Mittelfeld Seit Toni Kroos zurück ist, bildet er den Fixpunkt. Der Aufbau läuft über ihn und viele Angriffe gehen von ihm aus. Und wenn die Mitspieler nicht mehr wissen, wohin mit dem Ball, dann ist der Mittelfeldspieler meist die sicherste Option. „Er ist der Meister in Ballbesitzphasen“, sagt Niclas Füllkrug. Sein Beschützer ist Robert Andrich. Der Leverkusener kann jedoch mehr als dem 34-Jährigen den Rücken freihalten. Konkurrenz entsteht nun durch Pascal Groß, der flexibel einsetzbar ist und unaufgeregt auftritt.

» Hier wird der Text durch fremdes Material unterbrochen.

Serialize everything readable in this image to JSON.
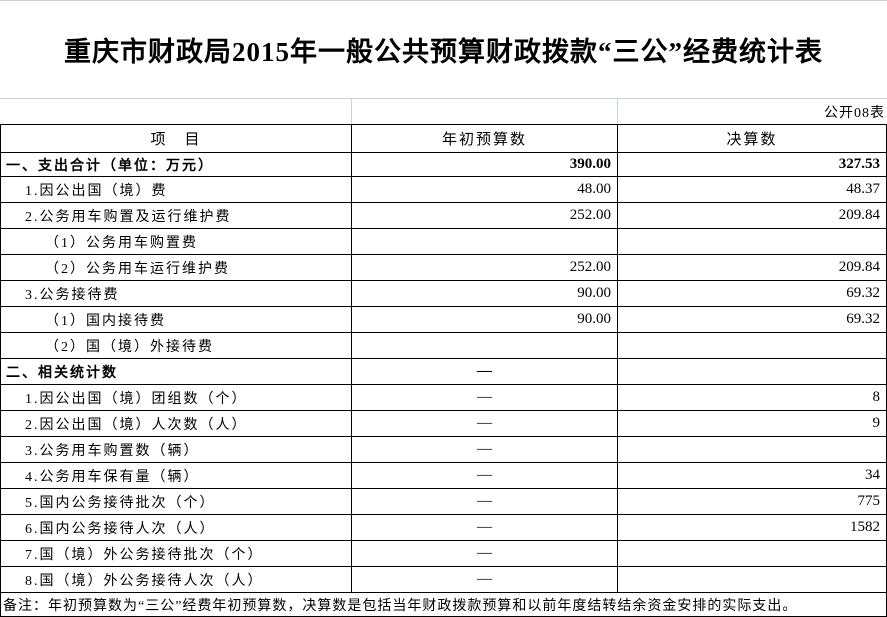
{
  "page": {
    "title": "重庆市财政局2015年一般公共预算财政拨款“三公”经费统计表",
    "table_code": "公开08表"
  },
  "table": {
    "columns": [
      "项　目",
      "年初预算数",
      "决算数"
    ],
    "rows": [
      {
        "label": "一、支出合计（单位：万元）",
        "budget": "390.00",
        "final": "327.53",
        "bold": true,
        "indent": 0,
        "budget_align": "right"
      },
      {
        "label": "1.因公出国（境）费",
        "budget": "48.00",
        "final": "48.37",
        "bold": false,
        "indent": 1,
        "budget_align": "right"
      },
      {
        "label": "2.公务用车购置及运行维护费",
        "budget": "252.00",
        "final": "209.84",
        "bold": false,
        "indent": 1,
        "budget_align": "right"
      },
      {
        "label": "（1）公务用车购置费",
        "budget": "",
        "final": "",
        "bold": false,
        "indent": 2,
        "budget_align": "right"
      },
      {
        "label": "（2）公务用车运行维护费",
        "budget": "252.00",
        "final": "209.84",
        "bold": false,
        "indent": 2,
        "budget_align": "right"
      },
      {
        "label": "3.公务接待费",
        "budget": "90.00",
        "final": "69.32",
        "bold": false,
        "indent": 1,
        "budget_align": "right"
      },
      {
        "label": "（1）国内接待费",
        "budget": "90.00",
        "final": "69.32",
        "bold": false,
        "indent": 2,
        "budget_align": "right"
      },
      {
        "label": "（2）国（境）外接待费",
        "budget": "",
        "final": "",
        "bold": false,
        "indent": 2,
        "budget_align": "right"
      },
      {
        "label": "二、相关统计数",
        "budget": "—",
        "final": "",
        "bold": true,
        "indent": 0,
        "budget_align": "center"
      },
      {
        "label": "1.因公出国（境）团组数（个）",
        "budget": "—",
        "final": "8",
        "bold": false,
        "indent": 1,
        "budget_align": "center"
      },
      {
        "label": "2.因公出国（境）人次数（人）",
        "budget": "—",
        "final": "9",
        "bold": false,
        "indent": 1,
        "budget_align": "center"
      },
      {
        "label": "3.公务用车购置数（辆）",
        "budget": "—",
        "final": "",
        "bold": false,
        "indent": 1,
        "budget_align": "center"
      },
      {
        "label": "4.公务用车保有量（辆）",
        "budget": "—",
        "final": "34",
        "bold": false,
        "indent": 1,
        "budget_align": "center"
      },
      {
        "label": "5.国内公务接待批次（个）",
        "budget": "—",
        "final": "775",
        "bold": false,
        "indent": 1,
        "budget_align": "center"
      },
      {
        "label": "6.国内公务接待人次（人）",
        "budget": "—",
        "final": "1582",
        "bold": false,
        "indent": 1,
        "budget_align": "center"
      },
      {
        "label": "7.国（境）外公务接待批次（个）",
        "budget": "—",
        "final": "",
        "bold": false,
        "indent": 1,
        "budget_align": "center"
      },
      {
        "label": "8.国（境）外公务接待人次（人）",
        "budget": "—",
        "final": "",
        "bold": false,
        "indent": 1,
        "budget_align": "center"
      }
    ]
  },
  "note": "备注：年初预算数为“三公”经费年初预算数，决算数是包括当年财政拨款预算和以前年度结转结余资金安排的实际支出。",
  "colors": {
    "border": "#000000",
    "gridline": "#ccd3e0",
    "text": "#000000",
    "background": "#ffffff"
  }
}
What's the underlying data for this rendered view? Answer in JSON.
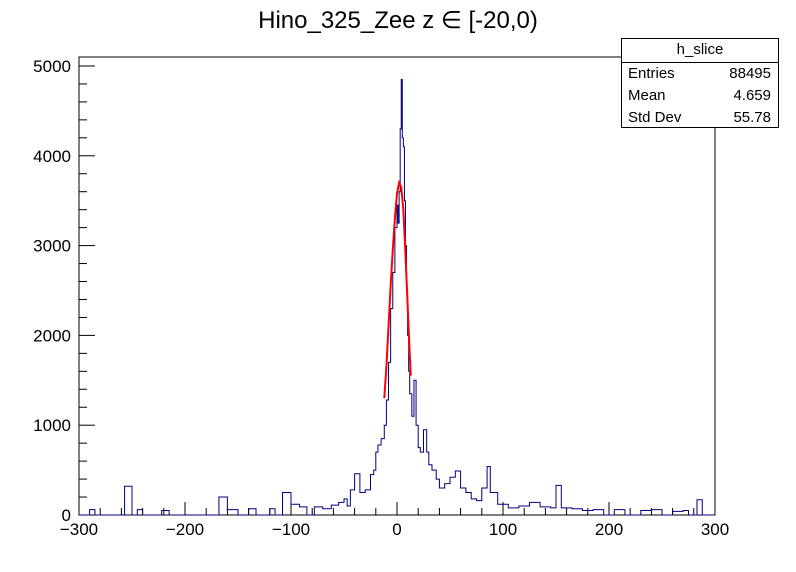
{
  "chart_data": {
    "type": "histogram",
    "title": "Hino_325_Zee z  ∈ [-20,0)",
    "xlabel": "",
    "ylabel": "",
    "xlim": [
      -300,
      300
    ],
    "ylim": [
      0,
      5100
    ],
    "xticks": [
      -300,
      -200,
      -100,
      0,
      100,
      200,
      300
    ],
    "yticks": [
      0,
      1000,
      2000,
      3000,
      4000,
      5000
    ],
    "series": [
      {
        "kind": "histogram",
        "color": "#000080",
        "points": [
          [
            -290,
            60
          ],
          [
            -285,
            0
          ],
          [
            -257,
            320
          ],
          [
            -250,
            0
          ],
          [
            -245,
            60
          ],
          [
            -240,
            0
          ],
          [
            -222,
            50
          ],
          [
            -215,
            0
          ],
          [
            -175,
            0
          ],
          [
            -168,
            200
          ],
          [
            -160,
            60
          ],
          [
            -150,
            0
          ],
          [
            -140,
            70
          ],
          [
            -133,
            0
          ],
          [
            -120,
            70
          ],
          [
            -115,
            0
          ],
          [
            -108,
            250
          ],
          [
            -100,
            120
          ],
          [
            -92,
            90
          ],
          [
            -85,
            0
          ],
          [
            -78,
            90
          ],
          [
            -70,
            70
          ],
          [
            -62,
            110
          ],
          [
            -55,
            140
          ],
          [
            -50,
            180
          ],
          [
            -47,
            100
          ],
          [
            -44,
            280
          ],
          [
            -40,
            460
          ],
          [
            -35,
            250
          ],
          [
            -30,
            280
          ],
          [
            -25,
            450
          ],
          [
            -22,
            500
          ],
          [
            -20,
            700
          ],
          [
            -18,
            780
          ],
          [
            -15,
            850
          ],
          [
            -12,
            1000
          ],
          [
            -10,
            1280
          ],
          [
            -8,
            1700
          ],
          [
            -6,
            2300
          ],
          [
            -4,
            2700
          ],
          [
            -2,
            3200
          ],
          [
            0,
            3450
          ],
          [
            1,
            3250
          ],
          [
            2,
            3600
          ],
          [
            3,
            4300
          ],
          [
            4,
            4850
          ],
          [
            5,
            4200
          ],
          [
            6,
            4100
          ],
          [
            7,
            3500
          ],
          [
            8,
            3000
          ],
          [
            9,
            2500
          ],
          [
            10,
            2000
          ],
          [
            11,
            1600
          ],
          [
            12,
            1350
          ],
          [
            14,
            1100
          ],
          [
            16,
            1500
          ],
          [
            18,
            1000
          ],
          [
            20,
            750
          ],
          [
            22,
            700
          ],
          [
            25,
            950
          ],
          [
            28,
            700
          ],
          [
            30,
            560
          ],
          [
            33,
            500
          ],
          [
            37,
            400
          ],
          [
            40,
            300
          ],
          [
            45,
            350
          ],
          [
            50,
            420
          ],
          [
            55,
            490
          ],
          [
            60,
            300
          ],
          [
            65,
            250
          ],
          [
            70,
            180
          ],
          [
            75,
            160
          ],
          [
            80,
            300
          ],
          [
            85,
            540
          ],
          [
            88,
            250
          ],
          [
            95,
            120
          ],
          [
            105,
            80
          ],
          [
            115,
            100
          ],
          [
            125,
            140
          ],
          [
            135,
            90
          ],
          [
            145,
            80
          ],
          [
            150,
            330
          ],
          [
            155,
            80
          ],
          [
            165,
            70
          ],
          [
            175,
            50
          ],
          [
            185,
            60
          ],
          [
            195,
            0
          ],
          [
            205,
            60
          ],
          [
            215,
            0
          ],
          [
            230,
            50
          ],
          [
            240,
            60
          ],
          [
            250,
            0
          ],
          [
            260,
            40
          ],
          [
            270,
            50
          ],
          [
            275,
            0
          ],
          [
            283,
            170
          ],
          [
            288,
            0
          ]
        ]
      },
      {
        "kind": "fit",
        "color": "#ff0000",
        "points": [
          [
            -12,
            1300
          ],
          [
            -10,
            1650
          ],
          [
            -8,
            2100
          ],
          [
            -6,
            2550
          ],
          [
            -4,
            2950
          ],
          [
            -2,
            3300
          ],
          [
            0,
            3580
          ],
          [
            2,
            3700
          ],
          [
            4,
            3650
          ],
          [
            6,
            3400
          ],
          [
            8,
            2900
          ],
          [
            10,
            2350
          ],
          [
            12,
            1800
          ],
          [
            13,
            1550
          ]
        ]
      }
    ]
  },
  "stats_box": {
    "name": "h_slice",
    "rows": [
      {
        "label": "Entries",
        "value": "88495"
      },
      {
        "label": "Mean",
        "value": "4.659"
      },
      {
        "label": "Std Dev",
        "value": "55.78"
      }
    ]
  }
}
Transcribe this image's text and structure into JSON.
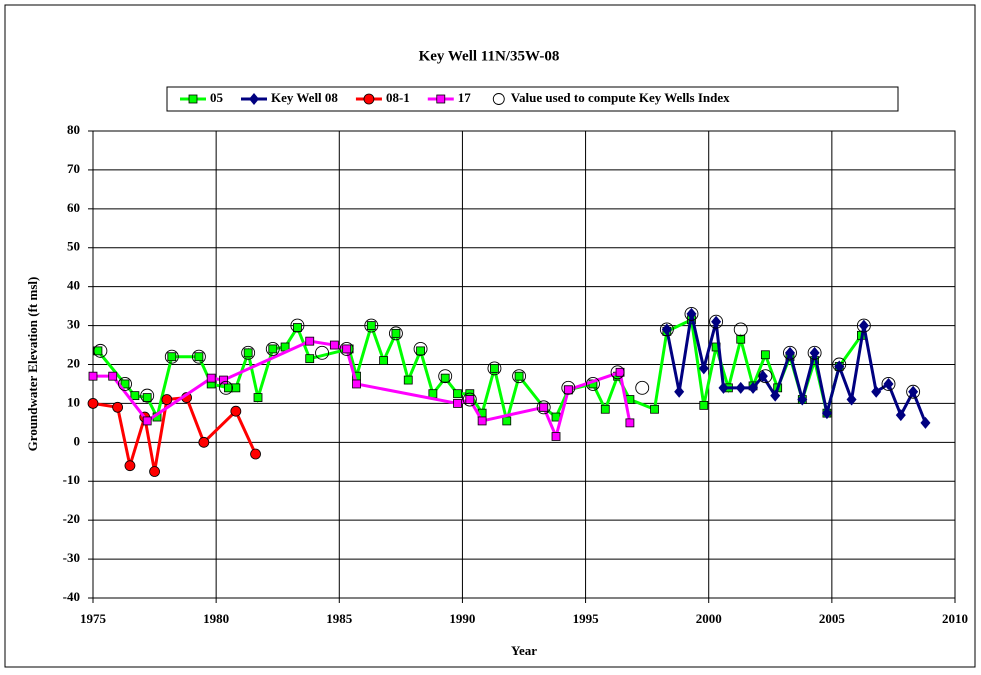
{
  "chart_data": {
    "type": "line",
    "title": "Key Well 11N/35W-08",
    "xlabel": "Year",
    "ylabel": "Groundwater Elevation (ft msl)",
    "xlim": [
      1975,
      2010
    ],
    "xticks": [
      1975,
      1980,
      1985,
      1990,
      1995,
      2000,
      2005,
      2010
    ],
    "ylim": [
      -40,
      80
    ],
    "yticks": [
      -40,
      -30,
      -20,
      -10,
      0,
      10,
      20,
      30,
      40,
      50,
      60,
      70,
      80
    ],
    "grid": true,
    "legend": "top",
    "series": [
      {
        "name": "05",
        "color": "#00ff00",
        "marker": "square",
        "line": true,
        "x": [
          1975.2,
          1976.3,
          1976.7,
          1977.2,
          1977.6,
          1978.2,
          1979.3,
          1979.8,
          1980.5,
          1980.8,
          1981.3,
          1981.7,
          1982.3,
          1982.8,
          1983.3,
          1983.8,
          1985.4,
          1985.7,
          1986.3,
          1986.8,
          1987.3,
          1987.8,
          1988.3,
          1988.8,
          1989.3,
          1989.8,
          1990.3,
          1990.8,
          1991.3,
          1991.8,
          1992.3,
          1993.3,
          1993.8,
          1994.3,
          1995.3,
          1995.8,
          1996.3,
          1996.8,
          1997.8,
          1998.3,
          1999.3,
          1999.8,
          2000.3,
          2000.8,
          2001.3,
          2001.8,
          2002.3,
          2002.8,
          2003.3,
          2003.8,
          2004.3,
          2004.8,
          2005.3,
          2006.2
        ],
        "values": [
          23.5,
          15,
          12,
          11.5,
          6.5,
          22,
          22,
          15,
          14,
          14,
          23,
          11.5,
          24,
          24.5,
          29.5,
          21.5,
          24,
          17,
          30,
          21,
          28,
          16,
          23.5,
          12.5,
          16.5,
          12.5,
          12.5,
          7.5,
          19,
          5.5,
          17,
          9,
          6.5,
          13.5,
          15,
          8.5,
          17,
          11,
          8.5,
          28.5,
          31.5,
          9.5,
          24.5,
          14,
          26.5,
          14.5,
          22.5,
          14,
          22,
          11,
          21,
          7.5,
          19.5,
          27.5
        ]
      },
      {
        "name": "Key Well 08",
        "color": "#000080",
        "marker": "diamond",
        "line": true,
        "x": [
          1998.3,
          1998.8,
          1999.3,
          1999.8,
          2000.3,
          2000.6,
          2001.3,
          2001.8,
          2002.2,
          2002.7,
          2003.3,
          2003.8,
          2004.3,
          2004.8,
          2005.3,
          2005.8,
          2006.3,
          2006.8,
          2007.3,
          2007.8,
          2008.3,
          2008.8
        ],
        "values": [
          29,
          13,
          33,
          19,
          31,
          14,
          14,
          14,
          17,
          12,
          23,
          11,
          23,
          7.5,
          19.5,
          11,
          30,
          13,
          15,
          7,
          13,
          5
        ]
      },
      {
        "name": "08-1",
        "color": "#ff0000",
        "marker": "circle",
        "line": true,
        "x": [
          1975,
          1976,
          1976.5,
          1977.1,
          1977.5,
          1978,
          1978.8,
          1979.5,
          1980.8,
          1981.6
        ],
        "values": [
          10,
          9,
          -6,
          6.5,
          -7.5,
          11,
          11.5,
          0,
          8,
          -3
        ]
      },
      {
        "name": "17",
        "color": "#ff00ff",
        "marker": "square",
        "line": true,
        "x": [
          1975,
          1975.8,
          1977.2,
          1979.8,
          1980.3,
          1983.8,
          1984.8,
          1985.3,
          1985.7,
          1989.8,
          1990.3,
          1990.8,
          1993.3,
          1993.8,
          1994.3,
          1996.4,
          1996.8
        ],
        "values": [
          17,
          17,
          5.5,
          16.5,
          16,
          26,
          25,
          24,
          15,
          10,
          11,
          5.5,
          9,
          1.5,
          13.5,
          18,
          5
        ]
      },
      {
        "name": "Value used to compute Key Wells Index",
        "color": "#000000",
        "marker": "open-circle",
        "line": false,
        "x": [
          1975.3,
          1976.3,
          1977.2,
          1978.2,
          1979.3,
          1980.4,
          1981.3,
          1982.3,
          1983.3,
          1984.3,
          1985.3,
          1986.3,
          1987.3,
          1988.3,
          1989.3,
          1990.3,
          1991.3,
          1992.3,
          1993.3,
          1994.3,
          1995.3,
          1996.3,
          1997.3,
          1998.3,
          1999.3,
          2000.3,
          2001.3,
          2002.3,
          2003.3,
          2004.3,
          2005.3,
          2006.3,
          2007.3,
          2008.3
        ],
        "values": [
          23.5,
          15,
          12,
          22,
          22,
          14,
          23,
          24,
          30,
          23,
          24,
          30,
          28,
          24,
          17,
          11,
          19,
          17,
          9,
          14,
          15,
          18,
          14,
          29,
          33,
          31,
          29,
          17,
          23,
          23,
          20,
          30,
          15,
          13
        ]
      }
    ]
  }
}
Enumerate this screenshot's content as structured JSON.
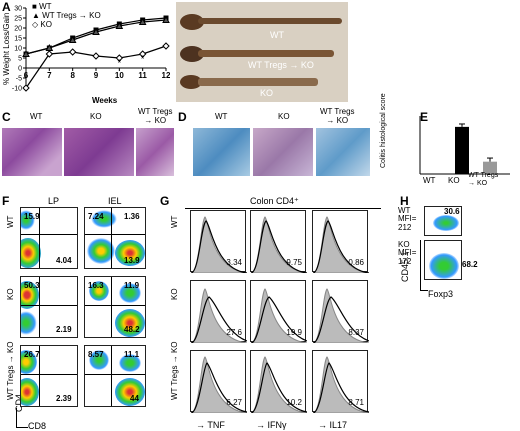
{
  "panels": {
    "A": "A",
    "B": "B",
    "C": "C",
    "D": "D",
    "E": "E",
    "F": "F",
    "G": "G",
    "H": "H"
  },
  "panelA": {
    "legend": [
      "WT",
      "WT Tregs → KO",
      "KO"
    ],
    "ylabel": "% Weight Loss/Gain",
    "xlabel": "Weeks",
    "yticks": [
      "30",
      "25",
      "20",
      "15",
      "10",
      "5",
      "0",
      "-5",
      "-10"
    ],
    "xticks": [
      "6",
      "7",
      "8",
      "9",
      "10",
      "11",
      "12"
    ],
    "stars": [
      "*",
      "*"
    ]
  },
  "chart_data": {
    "type": "line",
    "x": [
      6,
      7,
      8,
      9,
      10,
      11,
      12
    ],
    "ylim": [
      -10,
      30
    ],
    "xlabel": "Weeks",
    "ylabel": "% Weight Loss/Gain",
    "series": [
      {
        "name": "WT",
        "values": [
          7,
          10,
          15,
          19,
          22,
          24,
          25
        ]
      },
      {
        "name": "WT Tregs → KO",
        "values": [
          7,
          10,
          14,
          18,
          21,
          23,
          24
        ]
      },
      {
        "name": "KO",
        "values": [
          -10,
          7,
          8,
          6,
          5,
          7,
          11
        ]
      }
    ]
  },
  "panelB": {
    "labels": [
      "WT",
      "WT Tregs → KO",
      "KO"
    ]
  },
  "panelC": {
    "labels": [
      "WT",
      "KO",
      "WT Tregs\n→ KO"
    ]
  },
  "panelD": {
    "labels": [
      "WT",
      "KO",
      "WT Tregs\n→ KO"
    ]
  },
  "panelE": {
    "ylabel": "Colitis histological score",
    "categories": [
      "WT",
      "KO",
      "WT Tregs\n→ KO"
    ],
    "values": [
      0,
      6.5,
      1.7
    ]
  },
  "panelF": {
    "cols": [
      "LP",
      "IEL"
    ],
    "rows": [
      "WT",
      "KO",
      "WT Tregs → KO"
    ],
    "yaxis": "CD4",
    "xaxis": "CD8",
    "values": [
      [
        [
          "15.9",
          "4.04"
        ],
        [
          "7.24",
          "1.36",
          "13.9"
        ]
      ],
      [
        [
          "50.3",
          "2.19"
        ],
        [
          "16.3",
          "11.9",
          "48.2"
        ]
      ],
      [
        [
          "26.7",
          "2.39"
        ],
        [
          "8.57",
          "11.1",
          "44"
        ]
      ]
    ]
  },
  "panelG": {
    "title": "Colon CD4⁺",
    "rows": [
      "WT",
      "KO",
      "WT Tregs → KO"
    ],
    "xlabels": [
      "TNF",
      "IFNγ",
      "IL17"
    ],
    "values": [
      [
        "3.34",
        "9.75",
        "0.86"
      ],
      [
        "27.6",
        "19.9",
        "8.37"
      ],
      [
        "6.27",
        "10.2",
        "8.71"
      ]
    ]
  },
  "panelH": {
    "yaxis": "CD45.1",
    "xaxis": "Foxp3",
    "wt_label": "WT",
    "wt_mfi": "MFI=\n212",
    "wt_value": "30.6",
    "ko_label": "KO",
    "ko_mfi": "MFI=\n172",
    "ko_value": "68.2"
  }
}
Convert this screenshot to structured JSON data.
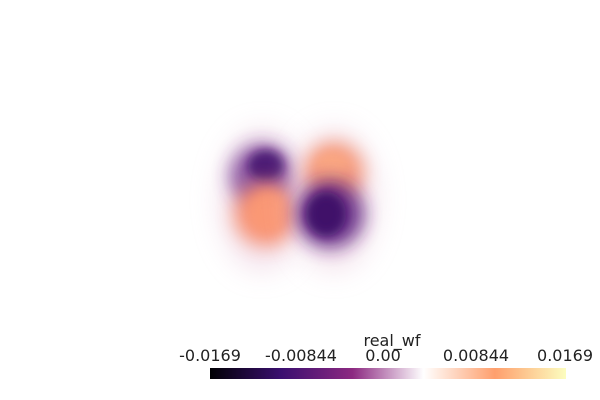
{
  "scene": {
    "background": "#ffffff",
    "colormap_stops": [
      "#000004",
      "#3b0f70",
      "#8c2981",
      "#ffffff",
      "#fe9f6d",
      "#fcfdbf"
    ]
  },
  "colorbar": {
    "title": "real_wf",
    "ticks": [
      "-0.0169",
      "-0.00844",
      "0.00",
      "0.00844",
      "0.0169"
    ],
    "range": [
      -0.0169,
      0.0169
    ]
  }
}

Für den Offensivbereich sind Jamal Musiala und Florian Wirtz gesetzt. Sie sind für die magischen Momente zuständig. Dazwischen geschaltet ist Ilkay Gündogan. Der Kapitän organisiert den vorderen Bereich, schwächelte in der Nationalelf in den vergangenen Spielen jedoch. Auswechslungen waren die Folge – und die Debatte, ob es den Techniker vom FC Barcelona auf dieser Position braucht.
Als Spezialkräfte werden in der Kategorie Mittelfeld noch Leroy Sané und Chris Führich geführt, obwohl sie sich als Angreifer verstehen, Flügelstürmer genau genommen. Sie sind dazu da, neuen Schwung zu bringen, wenn das Spiel feststeckt. „Bei einem Turnier ist es wichtig, Spieler auf der Bank zu haben, die sofort Impulse geben“, sagt Nagelsmann, der noch den jungen und ballsicheren Aleksandar Pavlovic (FC Bayern München) für die Zentrale im Kader behalten hat.
Angriff Fünf Namen führt der DFB auf, doch nur einer erfüllt das Profil des klassischen Mittelstürmers: Niclas Füllkrug. Der Dortmunder ist derjenige, der in der Amtszeit von Julian Nagelsmann die meisten Tore erzielt hat. Viermal hat er getroffen, sein Konkurrent Kai Havertz nur dreimal. Wobei der Angreifer des FC Arsenal aktuell als einziger deutscher Spieler geführt wird, der überhaupt EM-Treffer erzielt hat: zwei vor drei Jahren.
Jetzt geht es von Neuem los und Havertz gibt die Neun mit dem spielerischen Akzent. „Ich wünsche ihm jedes Tor, das er erzielen kann“, sagt der Joker Füllkrug. Hinter ihnen positionieren sich der routinierte Thomas Müller (FC Bayern) und der frisch-freche Deniz Undav (VfB Stuttgart). Beide nehmen ihre Rolle an. Bleibt noch Maximilian Beier, der auf den letzten Drücker sein EM-Ticket gesichert hat – mit einem klaren Auftrag. „Ich soll von der Bank reinkommen und noch einmal richtig Stress machen“, sagt der 21-jährige Hoffenheimer. Was dann Steve Clarke doch um den Schlaf bringen könnte.